Vor einer Mudita-Sitzung eine Sache aufschreiben, für die Sie wirklich dankbar sind — das grundiert die Schaltkreise des positiven Affekts, die Mudita braucht.

Why it works

Mudita erfordert, einen positiven affektiven Zustand aufzurufen und aufrechtzuerhalten, während die Aufmerksamkeit nach außen gerichtet wird. Dankbarkeitspraxis erhöht zuverlässig den positiven Affekt und reduziert die Negativitätsverzerrung, die mitfühlende Freude anstrengend macht. Sie als Aufwärmung zu nutzen aktiviert den Broaden-and-Build-Zyklus vor der anspruchsvolleren Mudita-Ausweitung.

How to do it

  1. Zwei Minuten damit verbringen, eine konkrete Sache aufzuschreiben, die Sie heute erhalten oder erlebt haben und für die Sie dankbar sind.
  2. Das echte Gefühl der Wertschätzung sich setzen lassen, bevor die Mudita-Meditation beginnt.
  3. Die Qualität dieses Gefühls — Wärme, Offenheit — in die erste Mudita-Zielperson mitnehmen.

Evidenz

Dankbarkeitsinterventionen erhöhen zuverlässig den positiven Affekt in gut kontrollierten Studien, und positiver Affekt weitet den Aufmerksamkeitsfokus und die prosoziale Reaktionsfähigkeit — das emotionale Substrat, auf dem Mudita läuft. (rct)

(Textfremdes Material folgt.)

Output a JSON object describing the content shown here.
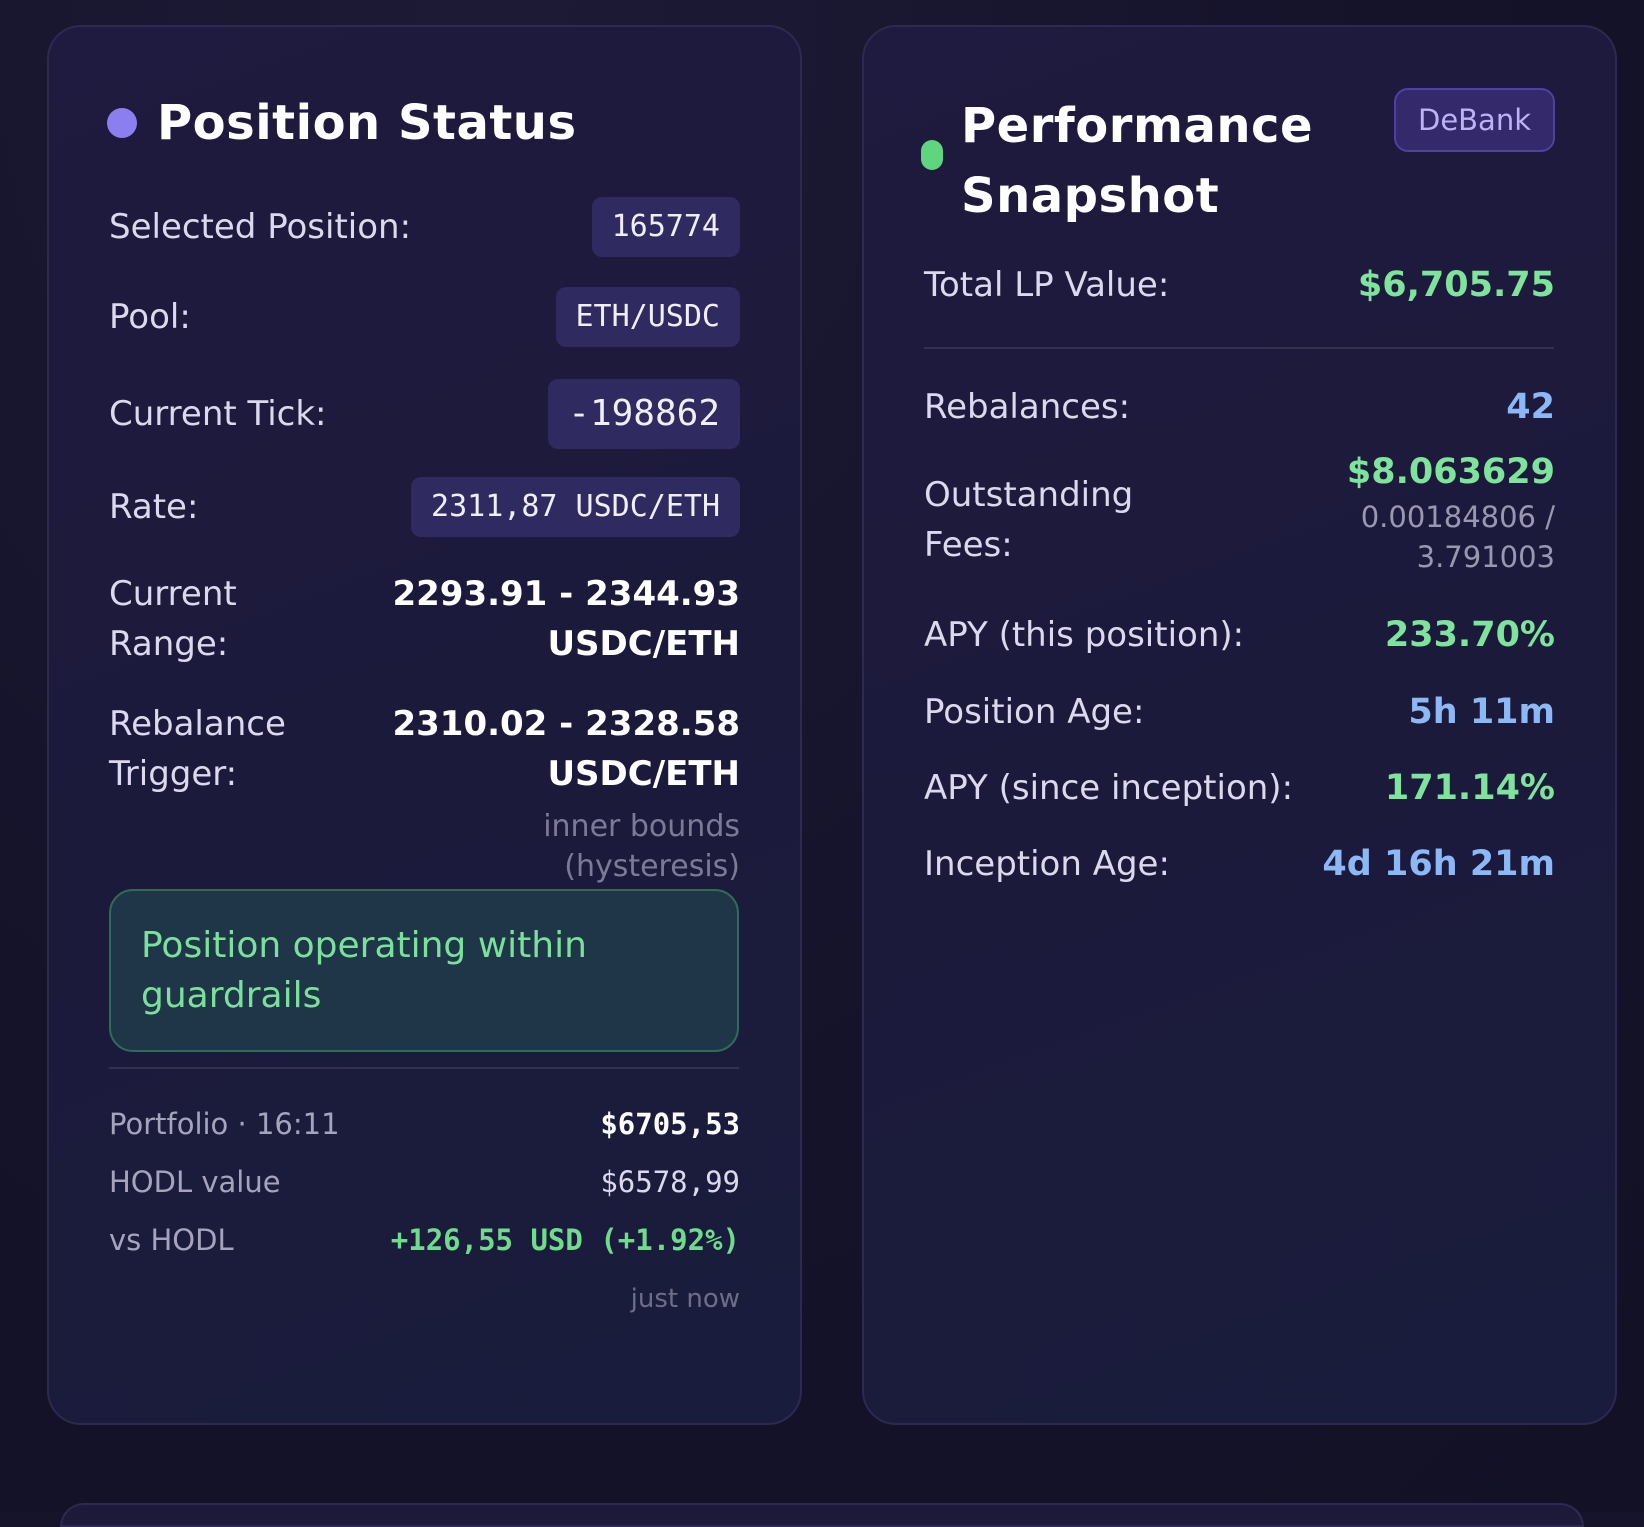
{
  "position_status": {
    "title": "Position Status",
    "dot_color": "#8b7ff0",
    "rows": {
      "selected_position": {
        "label": "Selected Position:",
        "value": "165774"
      },
      "pool": {
        "label": "Pool:",
        "value": "ETH/USDC"
      },
      "current_tick": {
        "label": "Current Tick:",
        "value": "-198862"
      },
      "rate": {
        "label": "Rate:",
        "value": "2311,87 USDC/ETH"
      },
      "current_range": {
        "label_line1": "Current",
        "label_line2": "Range:",
        "value_line1": "2293.91 - 2344.93",
        "value_line2": "USDC/ETH"
      },
      "rebalance_trigger": {
        "label_line1": "Rebalance",
        "label_line2": "Trigger:",
        "value_line1": "2310.02 - 2328.58",
        "value_line2": "USDC/ETH",
        "note_line1": "inner bounds",
        "note_line2": "(hysteresis)"
      }
    },
    "status_message": "Position operating within guardrails",
    "footer": {
      "portfolio_label": "Portfolio · 16:11",
      "portfolio_value": "$6705,53",
      "hodl_label": "HODL value",
      "hodl_value": "$6578,99",
      "vs_hodl_label": "vs HODL",
      "vs_hodl_value": "+126,55 USD (+1.92%)",
      "updated": "just now"
    }
  },
  "performance_snapshot": {
    "title_line1": "Performance",
    "title_line2": "Snapshot",
    "dot_color": "#5fd67e",
    "badge": "DeBank",
    "total_lp_label": "Total LP Value:",
    "total_lp_value": "$6,705.75",
    "rebalances_label": "Rebalances:",
    "rebalances_value": "42",
    "fees_label_line1": "Outstanding",
    "fees_label_line2": "Fees:",
    "fees_value": "$8.063629",
    "fees_sub_line1": "0.00184806 /",
    "fees_sub_line2": "3.791003",
    "apy_position_label": "APY (this position):",
    "apy_position_value": "233.70%",
    "position_age_label": "Position Age:",
    "position_age_value": "5h 11m",
    "apy_inception_label": "APY (since inception):",
    "apy_inception_value": "171.14%",
    "inception_age_label": "Inception Age:",
    "inception_age_value": "4d 16h 21m"
  }
}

Die Evidenz betrifft die Wirkung von Dankbarkeit auf Wohlbefinden und Affekt, nicht speziell das Grundieren von Mudita; die Brückenlogik ist mechanistisch.

Quellen

Häufiger Fehler

Den Dankbarkeitsschritt als Häkchen behandeln („erledigt"), statt das Gefühl wirklich sich setzen zu lassen, bevor man fortfährt — der emotionale Übertrag ist der Wirkstoff.